The background paper on which discussion was based, Why would Canadians Buy Carbon Pricing?  is at http://canada2020.ca/wp-content/uploads/2013/04/Canada-2020-Background-Paper-Carbon-Pricing-April-2013.pdf. It provides an overview of the current provincial mechanisms and concludes that the B.C. Carbon tax offers the best model for a national policy. The event website at http://canada2020.ca/event/the-canada-we-want-carbon-pricing/  provides links to all documents and to videos of each presenter.

Global Clean Energy Status Report Includes a Call for Carbon-Pricing and a Phase-Out of Fossil Fuel Subsidies

The International Energy Agency report for 2013 to the Clean Energy Ministerial provides a comprehensive overview of the global state of clean energy: extent of use, what is being done to encourage market penetration, and what technological advances have occurred for each form of clean energy. Canada is one of the 28 countries surveyed. 

The report also introduced the Energy Sector Carbon Intensity Index (ESCII), which shows how much carbon dioxide is emitted, on average, to provide a given unit of energy. The index remains almost unchanged between 1990 and 2010.  

The “positive” news for 2012 include sales of hybrid electric vehicles, which passed the 1 million mark, increased installation rate of solar photovoltaic systems, and falling costs of most clean energy technologies.  The report gives policy recommendations for each technology type, but overall, it concludes: “the true cost of energy must be reflected in consumer prices, through carbon pricing and the phase-out of fossil-fuel subsidies. Technologies like electric vehicles, wind and solar will need support for several years more, but policies should be flexible and transparent. More stringent and broader energy performance standards, building codes and fuel economy standards can drive energy efficiency.” 

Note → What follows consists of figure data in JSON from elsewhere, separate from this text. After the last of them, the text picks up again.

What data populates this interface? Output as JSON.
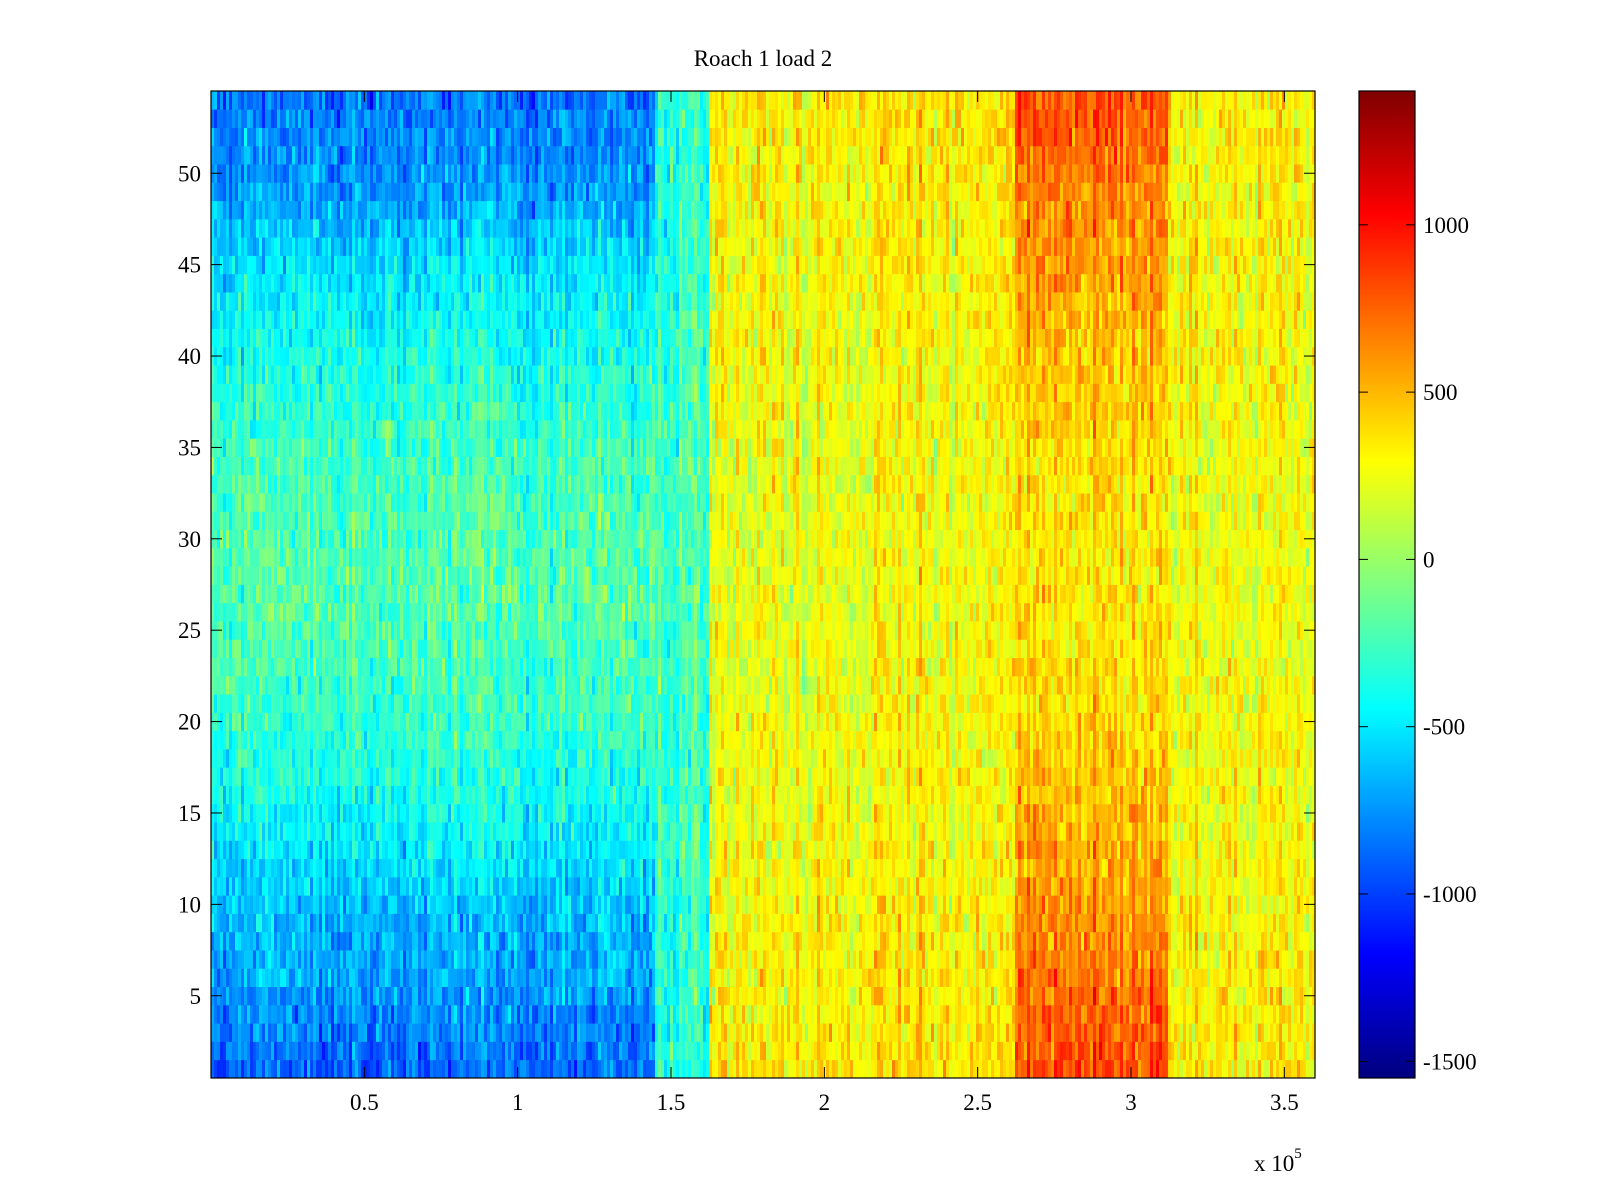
{
  "chart_data": {
    "type": "heatmap",
    "title": "Roach 1 load 2",
    "xlabel": "",
    "ylabel": "",
    "x_exponent_label": "x 10",
    "x_exponent_power": "5",
    "x_scale": 100000,
    "xlim": [
      0,
      360000
    ],
    "ylim": [
      0.5,
      54.5
    ],
    "rows": 54,
    "x_ticks": [
      50000,
      100000,
      150000,
      200000,
      250000,
      300000,
      350000
    ],
    "x_tick_labels": [
      "0.5",
      "1",
      "1.5",
      "2",
      "2.5",
      "3",
      "3.5"
    ],
    "y_ticks": [
      5,
      10,
      15,
      20,
      25,
      30,
      35,
      40,
      45,
      50
    ],
    "y_tick_labels": [
      "5",
      "10",
      "15",
      "20",
      "25",
      "30",
      "35",
      "40",
      "45",
      "50"
    ],
    "colormap": "jet",
    "clim": [
      -1550,
      1400
    ],
    "colorbar_ticks": [
      -1500,
      -1000,
      -500,
      0,
      500,
      1000
    ],
    "colorbar_tick_labels": [
      "-1500",
      "-1000",
      "-500",
      "0",
      "500",
      "1000"
    ],
    "column_segments": [
      {
        "x_range": [
          0,
          145000
        ],
        "center_value": -200,
        "edge_value": -850,
        "description_value_at_rows_10_and_49": -950
      },
      {
        "x_range": [
          145000,
          162000
        ],
        "center_value": -250,
        "edge_value": -350
      },
      {
        "x_range": [
          162000,
          262000
        ],
        "center_value": 250,
        "edge_value": 350
      },
      {
        "x_range": [
          262000,
          312000
        ],
        "center_value": 350,
        "edge_value": 800
      },
      {
        "x_range": [
          312000,
          360000
        ],
        "center_value": 250,
        "edge_value": 330
      }
    ],
    "grid": false,
    "legend": "none",
    "colorbar_position": "right"
  }
}
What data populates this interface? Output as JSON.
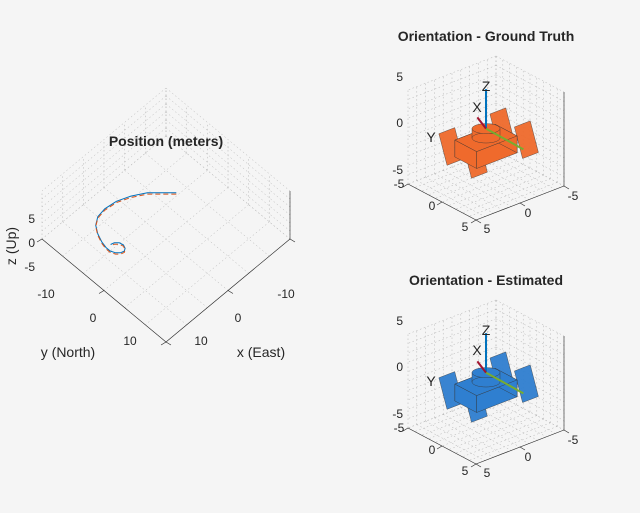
{
  "figure": {
    "background": "#f5f5f5"
  },
  "chart_data": [
    {
      "type": "line",
      "title": "Position (meters)",
      "xlabel": "x (East)",
      "ylabel": "y (North)",
      "zlabel": "z (Up)",
      "x_ticks": [
        "-10",
        "0",
        "10"
      ],
      "y_ticks": [
        "-10",
        "0",
        "10"
      ],
      "z_ticks": [
        "5",
        "0",
        "-5"
      ],
      "xlim": [
        -15,
        15
      ],
      "ylim": [
        -15,
        15
      ],
      "zlim": [
        -5,
        5
      ],
      "grid": true,
      "series": [
        {
          "color": "#0072bd",
          "style": "solid",
          "x": [
            -4.5,
            -3,
            -1,
            1.5,
            4,
            6.5,
            8.5,
            10,
            11,
            11.7,
            12,
            12,
            11.6,
            11,
            10.3,
            9.8,
            9.5,
            9.7,
            10.3,
            11
          ],
          "y": [
            -2,
            -3.5,
            -5.5,
            -7,
            -8,
            -8.3,
            -8,
            -7,
            -5.5,
            -3.8,
            -2.5,
            -1.5,
            -0.6,
            0,
            0.2,
            -0.1,
            -0.8,
            -1.6,
            -2.2,
            -2.4
          ],
          "z": [
            0,
            0,
            0,
            0,
            0,
            0,
            0,
            0,
            0,
            0,
            0,
            0,
            0,
            0,
            0,
            0,
            0,
            0,
            0,
            0
          ]
        },
        {
          "color": "#d95319",
          "style": "dashed",
          "x": [
            -4.3,
            -2.8,
            -0.8,
            1.7,
            4.2,
            6.7,
            8.7,
            10.2,
            11.2,
            11.9,
            12.2,
            12.2,
            11.8,
            11.2,
            10.5,
            10,
            9.7,
            9.9,
            10.5,
            11.2
          ],
          "y": [
            -1.8,
            -3.3,
            -5.3,
            -6.8,
            -7.8,
            -8.1,
            -7.8,
            -6.8,
            -5.3,
            -3.6,
            -2.3,
            -1.3,
            -0.4,
            0.2,
            0.4,
            0.1,
            -0.6,
            -1.4,
            -2,
            -2.2
          ],
          "z": [
            0,
            0,
            0,
            0,
            0,
            0,
            0,
            0,
            0,
            0,
            0,
            0,
            0,
            0,
            0,
            0,
            0,
            0,
            0,
            0
          ]
        }
      ]
    },
    {
      "type": "3d-orientation",
      "title": "Orientation - Ground Truth",
      "body_color": "#ef6a2c",
      "x_ticks": [
        "-5",
        "0",
        "5"
      ],
      "y_ticks": [
        "-5",
        "0",
        "5"
      ],
      "z_ticks": [
        "5",
        "0",
        "-5"
      ],
      "xlim": [
        -5,
        5
      ],
      "ylim": [
        -5,
        5
      ],
      "zlim": [
        -5,
        5
      ],
      "axis_labels": [
        "X",
        "Y",
        "Z"
      ],
      "axis_colors": {
        "X": "#a2142f",
        "Y": "#77ac30",
        "Z": "#0072bd"
      }
    },
    {
      "type": "3d-orientation",
      "title": "Orientation - Estimated",
      "body_color": "#2f7fd0",
      "x_ticks": [
        "-5",
        "0",
        "5"
      ],
      "y_ticks": [
        "-5",
        "0",
        "5"
      ],
      "z_ticks": [
        "5",
        "0",
        "-5"
      ],
      "xlim": [
        -5,
        5
      ],
      "ylim": [
        -5,
        5
      ],
      "zlim": [
        -5,
        5
      ],
      "axis_labels": [
        "X",
        "Y",
        "Z"
      ],
      "axis_colors": {
        "X": "#a2142f",
        "Y": "#77ac30",
        "Z": "#0072bd"
      }
    }
  ]
}
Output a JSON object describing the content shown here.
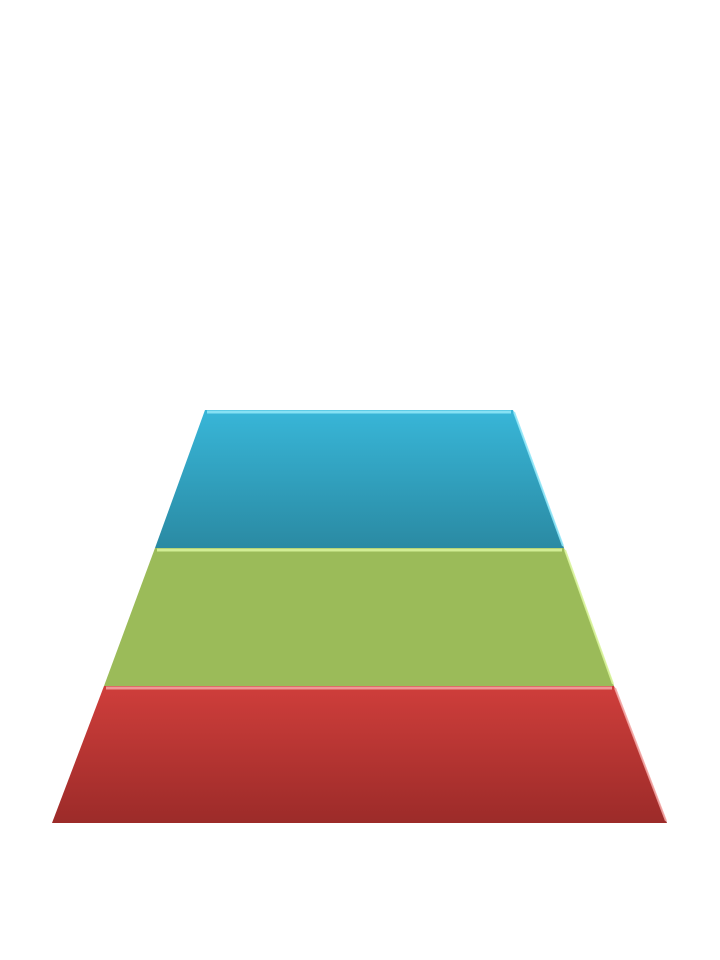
{
  "diagram": {
    "type": "pyramid",
    "levels": [
      {
        "label": "",
        "color_top": "#38b6d8",
        "color_bottom": "#2a8aa3",
        "edge_light": "#8fe6f7"
      },
      {
        "label": "",
        "color_top": "#9bbb59",
        "color_bottom": "#9bbb59",
        "edge_light": "#d8f39a"
      },
      {
        "label": "",
        "color_top": "#cf3e3b",
        "color_bottom": "#9c2b29",
        "edge_light": "#f2a3a1"
      }
    ]
  }
}
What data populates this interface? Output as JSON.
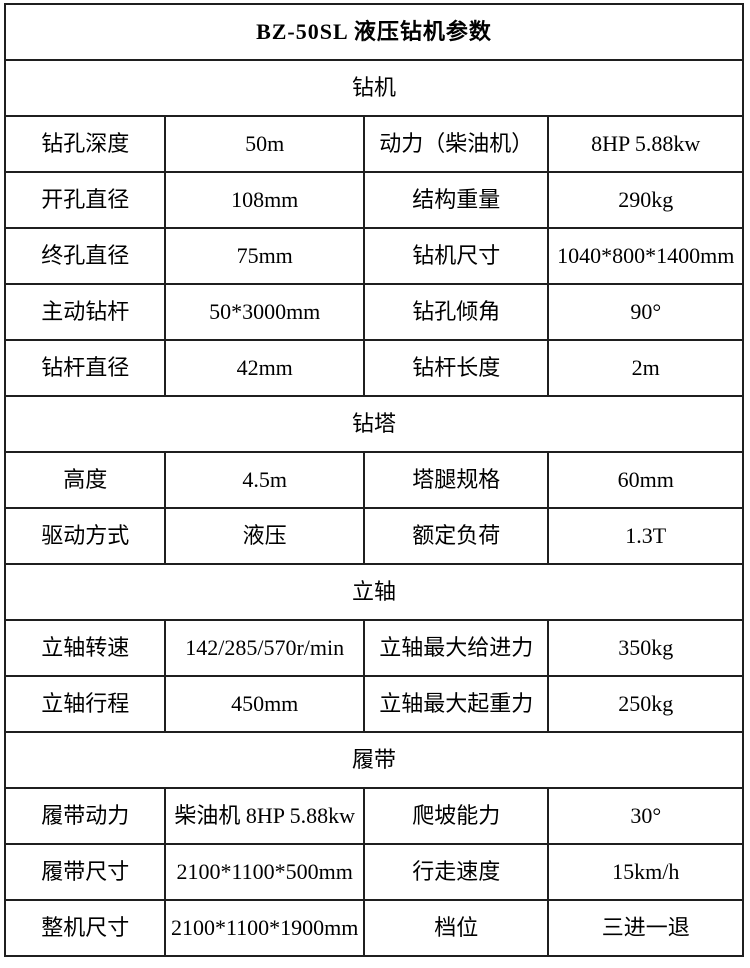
{
  "colors": {
    "border": "#1f1f1f",
    "text": "#000000",
    "background": "#ffffff"
  },
  "title": "BZ-50SL 液压钻机参数",
  "sections": [
    {
      "header": "钻机",
      "rows": [
        {
          "l1": "钻孔深度",
          "v1": "50m",
          "l2": "动力（柴油机）",
          "v2": "8HP 5.88kw"
        },
        {
          "l1": "开孔直径",
          "v1": "108mm",
          "l2": "结构重量",
          "v2": "290kg"
        },
        {
          "l1": "终孔直径",
          "v1": "75mm",
          "l2": "钻机尺寸",
          "v2": "1040*800*1400mm"
        },
        {
          "l1": "主动钻杆",
          "v1": "50*3000mm",
          "l2": "钻孔倾角",
          "v2": "90°"
        },
        {
          "l1": "钻杆直径",
          "v1": "42mm",
          "l2": "钻杆长度",
          "v2": "2m"
        }
      ]
    },
    {
      "header": "钻塔",
      "rows": [
        {
          "l1": "高度",
          "v1": "4.5m",
          "l2": "塔腿规格",
          "v2": "60mm"
        },
        {
          "l1": "驱动方式",
          "v1": "液压",
          "l2": "额定负荷",
          "v2": "1.3T"
        }
      ]
    },
    {
      "header": "立轴",
      "rows": [
        {
          "l1": "立轴转速",
          "v1": "142/285/570r/min",
          "l2": "立轴最大给进力",
          "v2": "350kg"
        },
        {
          "l1": "立轴行程",
          "v1": "450mm",
          "l2": "立轴最大起重力",
          "v2": "250kg"
        }
      ]
    },
    {
      "header": "履带",
      "rows": [
        {
          "l1": "履带动力",
          "v1": "柴油机 8HP 5.88kw",
          "l2": "爬坡能力",
          "v2": "30°"
        },
        {
          "l1": "履带尺寸",
          "v1": "2100*1100*500mm",
          "l2": "行走速度",
          "v2": "15km/h"
        },
        {
          "l1": "整机尺寸",
          "v1": "2100*1100*1900mm",
          "l2": "档位",
          "v2": "三进一退"
        }
      ]
    }
  ]
}
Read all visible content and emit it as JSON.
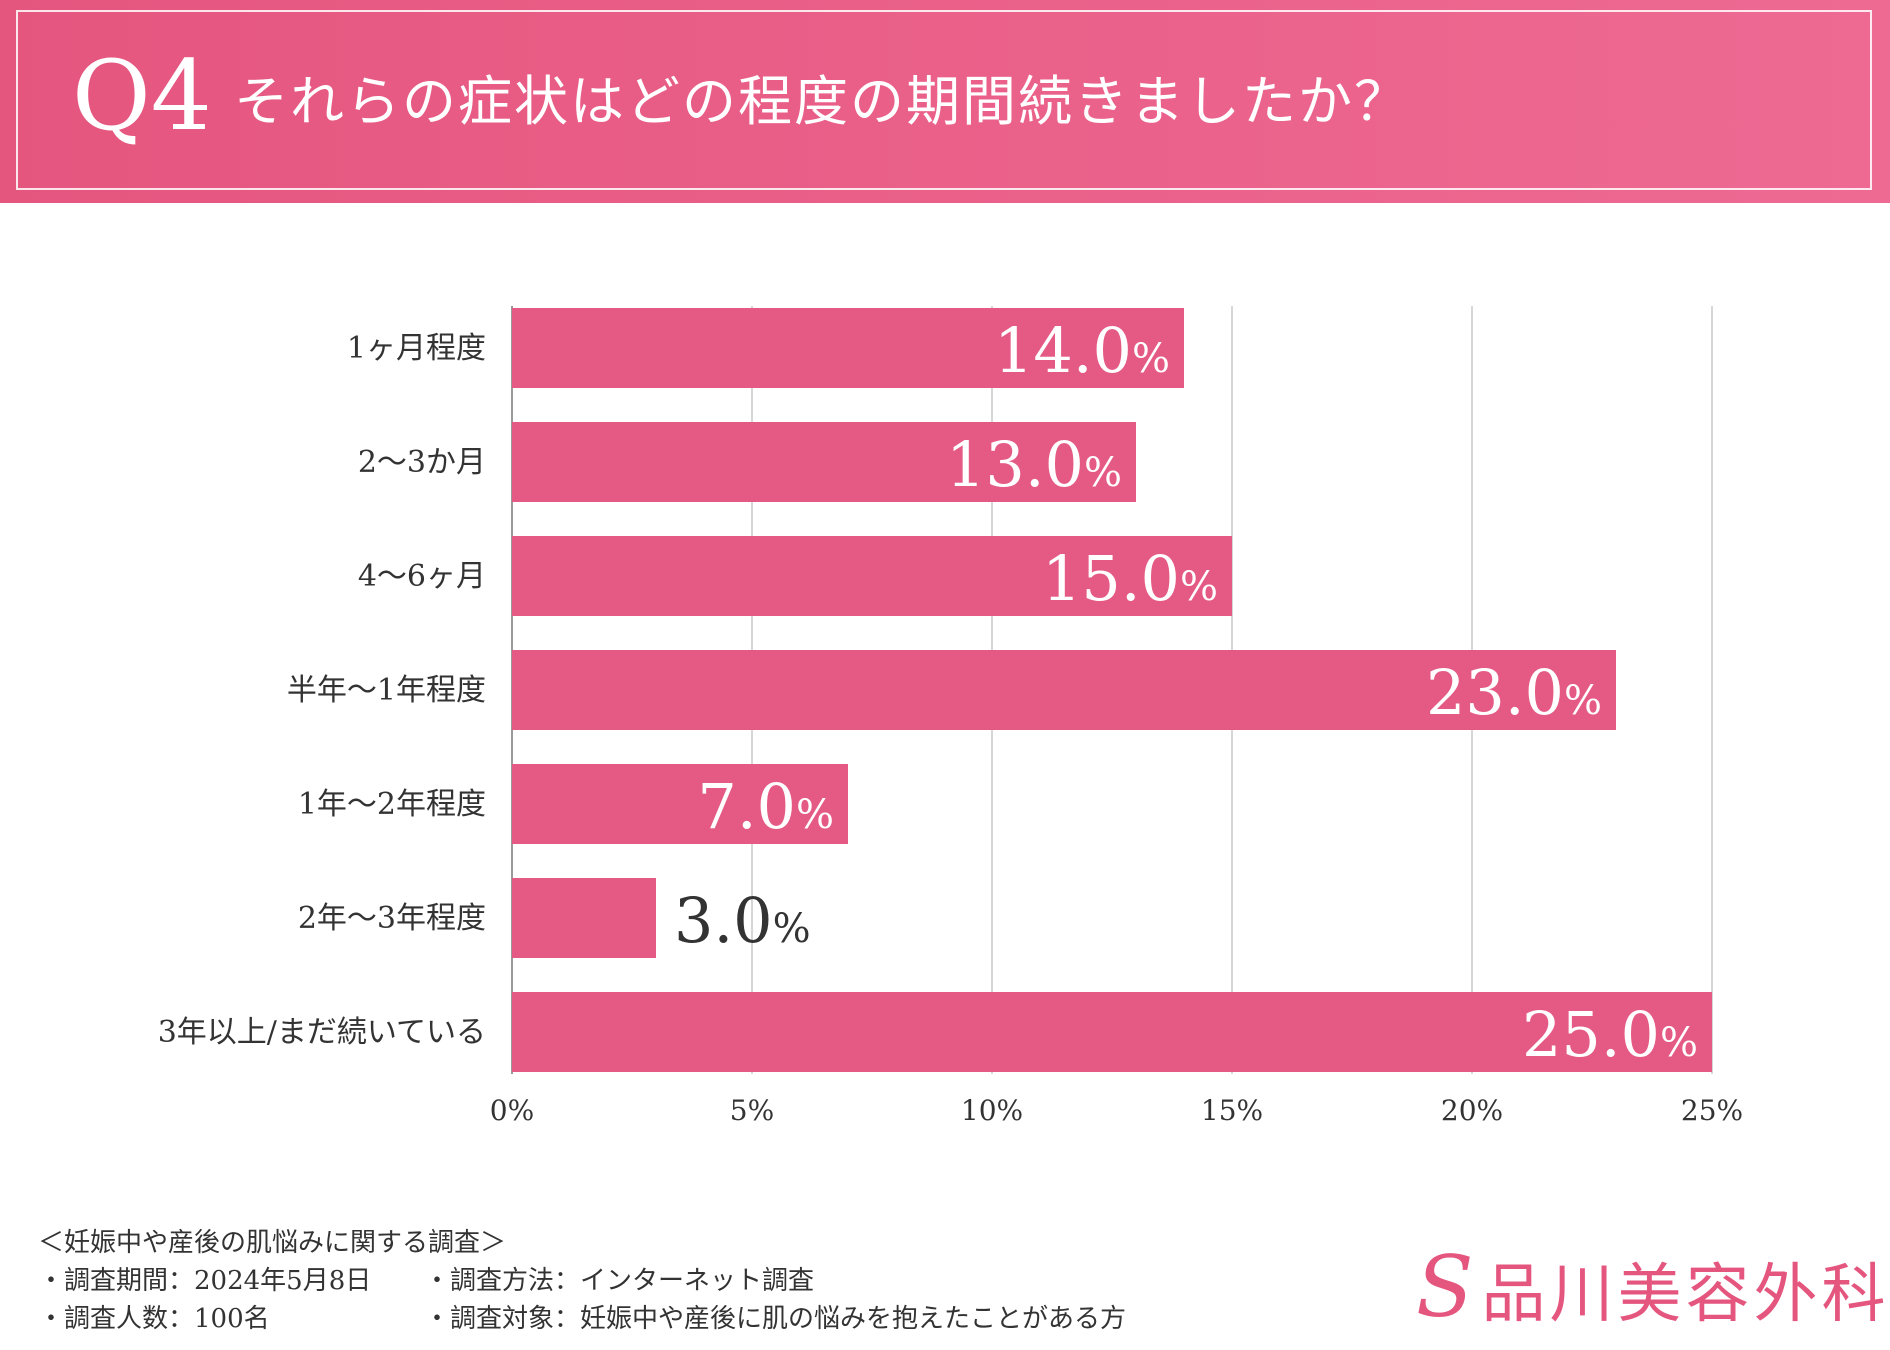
{
  "header": {
    "qnum": "Q4",
    "title": "それらの症状はどの程度の期間続きましたか？"
  },
  "chart_data": {
    "type": "bar",
    "orientation": "horizontal",
    "categories": [
      "1ヶ月程度",
      "2〜3か月",
      "4〜6ヶ月",
      "半年〜1年程度",
      "1年〜2年程度",
      "2年〜3年程度",
      "3年以上/まだ続いている"
    ],
    "values": [
      14.0,
      13.0,
      15.0,
      23.0,
      7.0,
      3.0,
      25.0
    ],
    "value_labels": [
      "14.0",
      "13.0",
      "15.0",
      "23.0",
      "7.0",
      "3.0",
      "25.0"
    ],
    "unit": "%",
    "xlim": [
      0,
      25
    ],
    "ticks": [
      "0%",
      "5%",
      "10%",
      "15%",
      "20%",
      "25%"
    ],
    "grid": true,
    "bar_color": "#e55a84"
  },
  "footer": {
    "survey_title": "＜妊娠中や産後の肌悩みに関する調査＞",
    "period": "・調査期間：2024年5月8日",
    "method": "・調査方法：インターネット調査",
    "count": "・調査人数：100名",
    "target": "・調査対象：妊娠中や産後に肌の悩みを抱えたことがある方"
  },
  "logo": {
    "mark": "S",
    "name": "品川美容外科"
  }
}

The press release from April 17th, with links, is at http://www.iea.org/newsroomandevents/pressreleases/2013/april/name,36789,en.html .   

Fullest coverage is at the Tracking Clean Energy Progress 2013 website at http://www.iea.org/etp/tracking/. The Report document is at http://www.iea.org/publications/TCEP_web.pdf .

Changes in Oil and Gas Regulations for Canada and Alberta

While Canada waits for the new oil and gas regulations promised for Spring 2013 by Environment Minister Kent, the Pembina Institute has released its own recommendations for what it calls this “make-or-break moment for Canada’s climate credibility”. Author Claire Demerse recommends: the oil and gas industry reduce emissions intensity by 42 % ; the technology fund levy for those who don’t meet the emissions reduction target should increase to at least $100 per tonne by 2020; the current unlimited access to offset credits for companies should end.

Read Getting on Track to 2020: Recommendations for Greenhouse Gas Regulations in Canada’s Oil and Gas Sector from links at:http://www.pembina.org/pub/2427 .

In Alberta, discussion is underway for reform of the provincial carbon pricing system, with the media reporting proposals of a 40% target to improve emissions intensity, and a compensating payment of $40 per tonne if that is not achieved.

Read “Carbon levy talks in early stages, Alberta environment minister confirms” in the Edmonton Journal, April 4, 2013 at:http://www.edmontonjournal.com/technology/Alberta+reviewing+climate+change+policy+McQueen+confirms/8195862/story.html, and See What you need to know about Alberta’s 40/40 carbon pricing proposal, by Simon Dyer (April 5, 2013) at the Pembina website: http://www.pembina.org/blog/707.  

Carbon Pricing Compared: Alberta, B.C., California, Australia, and Other Jurisdictions

Released by the Pembina Institute on February 25, a useful comparison chart highlights carbon pricing approaches in Alberta, British Columbia, California, Australia, Norway and the European Union. Details about each jurisdiction include the 2013 carbon price, proportion of GHG’s covered by the carbon price; presence of a “hard cap” on emissions; percentage of allowance value collected by government; extent to which offsets may be purchased;anticipated public revenue in 2013; and where carbon revenues are allocated.